Adam’s voice sounds vaguely Blink 182-ish – more spoken-word than melodic angel.  The catchy keyboards and melodies remind me of The Postal Service, with a little bit of poppy Jason Mraz kicked in.  (Although I don’t think Adam Young is quite at the Mraz caliber just yet as I think Mraz is obscenely talented, even if his music doesn’t necessarily reflect that, but that discussion is for another post.)  I can’t say the music is the most interesting I’ve ever listened to, and the pop-hater-fanboys will jump on the “I hate Owl City” bandwagon in a flash. But I’m more for enjoying my music, and for a quick listen you will get just that: some joy.

iTunes has the Hot Air Balloon single (but as noted above – you can download it from http://www.owlcitymusic.com after signing up for the mailing list), and an EP (Of June) and album (Maybe I’m Dreaming) both from December 2008.  Haven’t bought either yet, but if don’t stop humming Hello Seattle I may have to.

Bottom line

Owl City is great to jam out to, but I’m not sure I could listen to too many of their songs in a row.  If you listen to Hot Air Balloon and Hello Seattle back-to-back, you might not notice when the song changes. But I’m still humming: Helloooooo Se-att-le….
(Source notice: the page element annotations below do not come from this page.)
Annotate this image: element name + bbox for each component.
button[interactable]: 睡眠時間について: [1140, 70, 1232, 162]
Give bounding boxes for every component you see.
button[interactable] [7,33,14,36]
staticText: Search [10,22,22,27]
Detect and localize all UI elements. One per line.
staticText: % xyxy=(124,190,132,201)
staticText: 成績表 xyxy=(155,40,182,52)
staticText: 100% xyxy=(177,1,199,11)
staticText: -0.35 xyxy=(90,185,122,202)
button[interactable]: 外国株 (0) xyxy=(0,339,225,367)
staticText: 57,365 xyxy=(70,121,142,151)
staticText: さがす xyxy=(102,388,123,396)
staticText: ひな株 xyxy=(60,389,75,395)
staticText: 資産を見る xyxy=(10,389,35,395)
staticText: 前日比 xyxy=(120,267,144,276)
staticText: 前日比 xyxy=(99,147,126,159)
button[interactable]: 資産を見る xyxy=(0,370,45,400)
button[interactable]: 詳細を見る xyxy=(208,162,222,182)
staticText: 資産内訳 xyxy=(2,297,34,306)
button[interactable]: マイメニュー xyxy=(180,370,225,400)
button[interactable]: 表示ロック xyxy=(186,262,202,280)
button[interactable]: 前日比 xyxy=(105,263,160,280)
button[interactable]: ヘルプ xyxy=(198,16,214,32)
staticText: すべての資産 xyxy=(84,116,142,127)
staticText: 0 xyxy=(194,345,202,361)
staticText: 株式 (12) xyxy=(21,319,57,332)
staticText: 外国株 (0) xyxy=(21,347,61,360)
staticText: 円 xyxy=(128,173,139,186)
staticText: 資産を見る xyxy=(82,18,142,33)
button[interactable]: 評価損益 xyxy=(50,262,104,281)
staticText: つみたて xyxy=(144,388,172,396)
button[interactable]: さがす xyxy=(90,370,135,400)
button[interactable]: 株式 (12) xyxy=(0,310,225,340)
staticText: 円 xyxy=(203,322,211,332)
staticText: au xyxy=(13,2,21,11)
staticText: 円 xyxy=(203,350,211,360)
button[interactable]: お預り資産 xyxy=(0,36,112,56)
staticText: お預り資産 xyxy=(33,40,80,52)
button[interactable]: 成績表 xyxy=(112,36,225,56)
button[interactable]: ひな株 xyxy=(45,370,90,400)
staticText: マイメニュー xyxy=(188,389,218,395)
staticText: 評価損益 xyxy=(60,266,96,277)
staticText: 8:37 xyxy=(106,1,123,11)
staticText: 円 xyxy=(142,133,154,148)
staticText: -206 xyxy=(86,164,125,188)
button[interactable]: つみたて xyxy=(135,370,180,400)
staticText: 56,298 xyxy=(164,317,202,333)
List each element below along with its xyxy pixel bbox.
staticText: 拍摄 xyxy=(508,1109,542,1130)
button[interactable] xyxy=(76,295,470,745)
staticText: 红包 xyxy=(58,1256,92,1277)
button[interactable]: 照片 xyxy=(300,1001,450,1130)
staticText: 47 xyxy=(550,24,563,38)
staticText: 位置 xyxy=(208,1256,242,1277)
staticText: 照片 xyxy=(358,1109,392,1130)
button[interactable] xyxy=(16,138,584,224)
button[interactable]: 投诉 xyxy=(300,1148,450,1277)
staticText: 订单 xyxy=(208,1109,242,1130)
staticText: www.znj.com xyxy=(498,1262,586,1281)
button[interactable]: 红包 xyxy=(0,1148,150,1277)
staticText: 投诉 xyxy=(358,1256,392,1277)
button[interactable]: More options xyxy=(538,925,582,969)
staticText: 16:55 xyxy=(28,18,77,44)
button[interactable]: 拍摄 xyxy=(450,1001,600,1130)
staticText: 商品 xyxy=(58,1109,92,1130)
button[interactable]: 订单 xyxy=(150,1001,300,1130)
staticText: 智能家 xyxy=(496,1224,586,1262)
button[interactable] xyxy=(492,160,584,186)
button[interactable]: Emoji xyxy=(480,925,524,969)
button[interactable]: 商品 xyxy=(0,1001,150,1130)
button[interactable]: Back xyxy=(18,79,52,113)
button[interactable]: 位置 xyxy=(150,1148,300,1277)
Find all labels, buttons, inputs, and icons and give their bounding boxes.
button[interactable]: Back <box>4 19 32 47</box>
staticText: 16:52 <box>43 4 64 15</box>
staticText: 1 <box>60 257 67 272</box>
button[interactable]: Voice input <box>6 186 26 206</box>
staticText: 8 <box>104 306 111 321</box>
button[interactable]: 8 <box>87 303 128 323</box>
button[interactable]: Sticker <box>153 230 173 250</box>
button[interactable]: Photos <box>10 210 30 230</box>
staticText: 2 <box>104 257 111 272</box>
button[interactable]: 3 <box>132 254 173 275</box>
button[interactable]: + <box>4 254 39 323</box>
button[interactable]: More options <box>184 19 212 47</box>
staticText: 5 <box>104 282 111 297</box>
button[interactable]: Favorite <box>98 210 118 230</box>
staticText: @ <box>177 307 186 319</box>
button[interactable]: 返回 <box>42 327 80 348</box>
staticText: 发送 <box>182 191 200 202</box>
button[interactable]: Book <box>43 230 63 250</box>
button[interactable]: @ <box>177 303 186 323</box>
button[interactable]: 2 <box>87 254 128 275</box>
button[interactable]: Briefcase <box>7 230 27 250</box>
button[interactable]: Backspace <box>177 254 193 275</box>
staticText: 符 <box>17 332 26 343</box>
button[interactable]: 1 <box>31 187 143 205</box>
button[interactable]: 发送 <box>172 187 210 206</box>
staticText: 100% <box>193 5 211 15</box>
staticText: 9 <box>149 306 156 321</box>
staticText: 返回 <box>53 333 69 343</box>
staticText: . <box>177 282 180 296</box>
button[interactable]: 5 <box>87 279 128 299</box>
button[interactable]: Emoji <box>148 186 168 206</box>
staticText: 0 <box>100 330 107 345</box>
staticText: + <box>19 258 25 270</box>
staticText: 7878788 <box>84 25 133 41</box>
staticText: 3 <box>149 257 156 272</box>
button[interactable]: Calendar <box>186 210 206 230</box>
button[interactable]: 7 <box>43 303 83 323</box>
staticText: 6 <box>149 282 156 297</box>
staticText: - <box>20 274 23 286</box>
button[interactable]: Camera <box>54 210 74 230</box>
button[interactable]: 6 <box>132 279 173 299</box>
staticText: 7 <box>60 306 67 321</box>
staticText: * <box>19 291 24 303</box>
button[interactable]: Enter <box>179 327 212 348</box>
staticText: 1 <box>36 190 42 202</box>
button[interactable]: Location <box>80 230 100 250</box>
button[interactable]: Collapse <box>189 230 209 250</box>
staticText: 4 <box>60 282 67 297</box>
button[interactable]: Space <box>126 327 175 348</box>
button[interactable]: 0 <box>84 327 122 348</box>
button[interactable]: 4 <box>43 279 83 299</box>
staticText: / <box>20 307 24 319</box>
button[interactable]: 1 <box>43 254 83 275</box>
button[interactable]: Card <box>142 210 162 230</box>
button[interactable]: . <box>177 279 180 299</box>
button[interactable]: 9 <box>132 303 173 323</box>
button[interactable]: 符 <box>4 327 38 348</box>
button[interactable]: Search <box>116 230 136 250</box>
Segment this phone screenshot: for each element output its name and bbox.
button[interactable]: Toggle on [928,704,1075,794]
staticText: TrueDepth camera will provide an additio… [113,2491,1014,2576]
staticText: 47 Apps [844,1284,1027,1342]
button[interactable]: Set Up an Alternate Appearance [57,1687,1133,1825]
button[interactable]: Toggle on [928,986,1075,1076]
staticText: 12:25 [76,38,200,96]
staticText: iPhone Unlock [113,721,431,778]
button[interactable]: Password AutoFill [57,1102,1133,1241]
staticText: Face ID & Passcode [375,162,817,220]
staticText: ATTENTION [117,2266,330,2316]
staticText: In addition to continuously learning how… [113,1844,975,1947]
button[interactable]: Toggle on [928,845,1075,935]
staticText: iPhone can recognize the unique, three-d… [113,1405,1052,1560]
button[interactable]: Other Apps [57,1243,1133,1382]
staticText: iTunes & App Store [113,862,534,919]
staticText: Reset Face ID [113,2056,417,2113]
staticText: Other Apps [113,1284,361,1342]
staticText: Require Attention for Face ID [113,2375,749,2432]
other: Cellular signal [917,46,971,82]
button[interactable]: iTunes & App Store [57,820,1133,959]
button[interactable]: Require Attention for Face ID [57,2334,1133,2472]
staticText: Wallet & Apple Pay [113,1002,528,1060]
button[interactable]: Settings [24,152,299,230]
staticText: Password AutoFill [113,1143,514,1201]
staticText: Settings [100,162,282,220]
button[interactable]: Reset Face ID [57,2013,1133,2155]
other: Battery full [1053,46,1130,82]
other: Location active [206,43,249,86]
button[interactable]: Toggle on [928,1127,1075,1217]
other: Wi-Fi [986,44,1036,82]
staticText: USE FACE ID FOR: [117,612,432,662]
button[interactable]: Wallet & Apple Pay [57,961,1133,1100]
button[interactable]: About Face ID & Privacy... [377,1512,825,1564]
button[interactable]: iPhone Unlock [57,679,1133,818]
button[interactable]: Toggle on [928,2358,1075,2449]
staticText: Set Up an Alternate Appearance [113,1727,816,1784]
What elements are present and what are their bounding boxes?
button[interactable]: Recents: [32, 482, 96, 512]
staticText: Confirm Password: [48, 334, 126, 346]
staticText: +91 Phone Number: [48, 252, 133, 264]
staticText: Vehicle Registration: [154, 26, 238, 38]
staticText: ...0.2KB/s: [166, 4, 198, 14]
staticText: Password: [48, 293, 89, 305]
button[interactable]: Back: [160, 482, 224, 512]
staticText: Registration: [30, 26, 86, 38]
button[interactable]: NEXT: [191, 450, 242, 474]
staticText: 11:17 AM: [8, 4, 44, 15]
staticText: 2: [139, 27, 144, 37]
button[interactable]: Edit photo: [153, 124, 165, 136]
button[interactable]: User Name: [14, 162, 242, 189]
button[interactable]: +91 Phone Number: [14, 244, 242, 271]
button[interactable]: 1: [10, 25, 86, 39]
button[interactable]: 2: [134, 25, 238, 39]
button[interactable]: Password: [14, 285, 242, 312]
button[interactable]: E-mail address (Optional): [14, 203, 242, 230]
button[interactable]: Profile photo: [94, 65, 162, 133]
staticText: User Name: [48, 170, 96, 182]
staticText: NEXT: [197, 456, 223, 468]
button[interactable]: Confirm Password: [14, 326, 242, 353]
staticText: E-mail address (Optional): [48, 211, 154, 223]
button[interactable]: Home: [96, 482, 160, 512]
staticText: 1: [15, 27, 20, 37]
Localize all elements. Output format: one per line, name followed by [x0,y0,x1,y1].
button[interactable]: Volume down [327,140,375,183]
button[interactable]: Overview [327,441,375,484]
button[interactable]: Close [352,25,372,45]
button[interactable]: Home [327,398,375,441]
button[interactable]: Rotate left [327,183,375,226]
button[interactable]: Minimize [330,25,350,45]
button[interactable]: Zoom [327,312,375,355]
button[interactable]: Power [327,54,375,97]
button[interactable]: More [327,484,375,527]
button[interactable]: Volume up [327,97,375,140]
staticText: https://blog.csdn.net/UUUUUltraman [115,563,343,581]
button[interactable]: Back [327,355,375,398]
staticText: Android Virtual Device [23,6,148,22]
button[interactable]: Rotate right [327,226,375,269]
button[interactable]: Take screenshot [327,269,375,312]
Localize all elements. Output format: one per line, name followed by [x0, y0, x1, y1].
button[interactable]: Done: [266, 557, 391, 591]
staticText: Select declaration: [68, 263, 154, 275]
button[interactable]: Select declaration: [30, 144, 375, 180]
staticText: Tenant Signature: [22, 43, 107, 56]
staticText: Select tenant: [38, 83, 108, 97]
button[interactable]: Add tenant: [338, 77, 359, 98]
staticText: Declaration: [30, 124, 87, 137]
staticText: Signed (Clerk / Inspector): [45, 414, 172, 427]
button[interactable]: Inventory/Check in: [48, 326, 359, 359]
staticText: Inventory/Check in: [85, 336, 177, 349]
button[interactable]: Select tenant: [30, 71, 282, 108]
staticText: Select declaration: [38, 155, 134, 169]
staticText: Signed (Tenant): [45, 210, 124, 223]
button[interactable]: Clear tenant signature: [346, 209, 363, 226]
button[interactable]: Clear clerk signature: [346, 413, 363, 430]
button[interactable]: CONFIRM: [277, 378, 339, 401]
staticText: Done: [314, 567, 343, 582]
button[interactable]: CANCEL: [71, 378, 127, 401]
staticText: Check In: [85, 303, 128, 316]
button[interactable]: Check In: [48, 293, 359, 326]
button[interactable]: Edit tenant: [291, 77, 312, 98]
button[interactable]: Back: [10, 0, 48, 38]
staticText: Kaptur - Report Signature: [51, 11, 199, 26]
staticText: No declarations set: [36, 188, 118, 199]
PS: Suprise! You can also follow them on Twitter @owlcity.

23 May

Revisiting handwriting

I’ve decided to revisit handwriting.  I happened upon a recent post on Jason Santa Maria’s blog regarding his picking up using a sketchbook more, and with his inspiration I’m giving it a try.  To quote Jason,

“Sketchbooks are not about being a good artist, they’re about being a good thinker.”

While I don’t fancy myself a designer by any stretch, I do find concepts easier to understand by seeing them visually (as most people do).  I like to organize my thoughts, communicate system designs, or diagram process flow using mind mapping programs or Visio, but the use of the technology sometimes gets in the way of my brainstorming process.

I particularly like a quote from the Sketch wikipedia article:

Sketching sharpens an artist’s ability to focus on the most important elements of a subject [...].

So I too have decided to start handwriting more, sketchbooking if you will.  In my case, it’ll be more words than pictures or diagrams.

For additional inspiration, Michael Nobbs posts a lot of links to sketchbooks and related articles on his twitter stream.

23 May

Blog Reboot

Summer is here, the blog became stale, and I hadn’t posted in a while.  Time for a reboot.  I expect to post on technology, web scalability, Philadelphia, guinea pigs, and a variety of other topics.  Thanks for visiting, and hope we can learn from each other.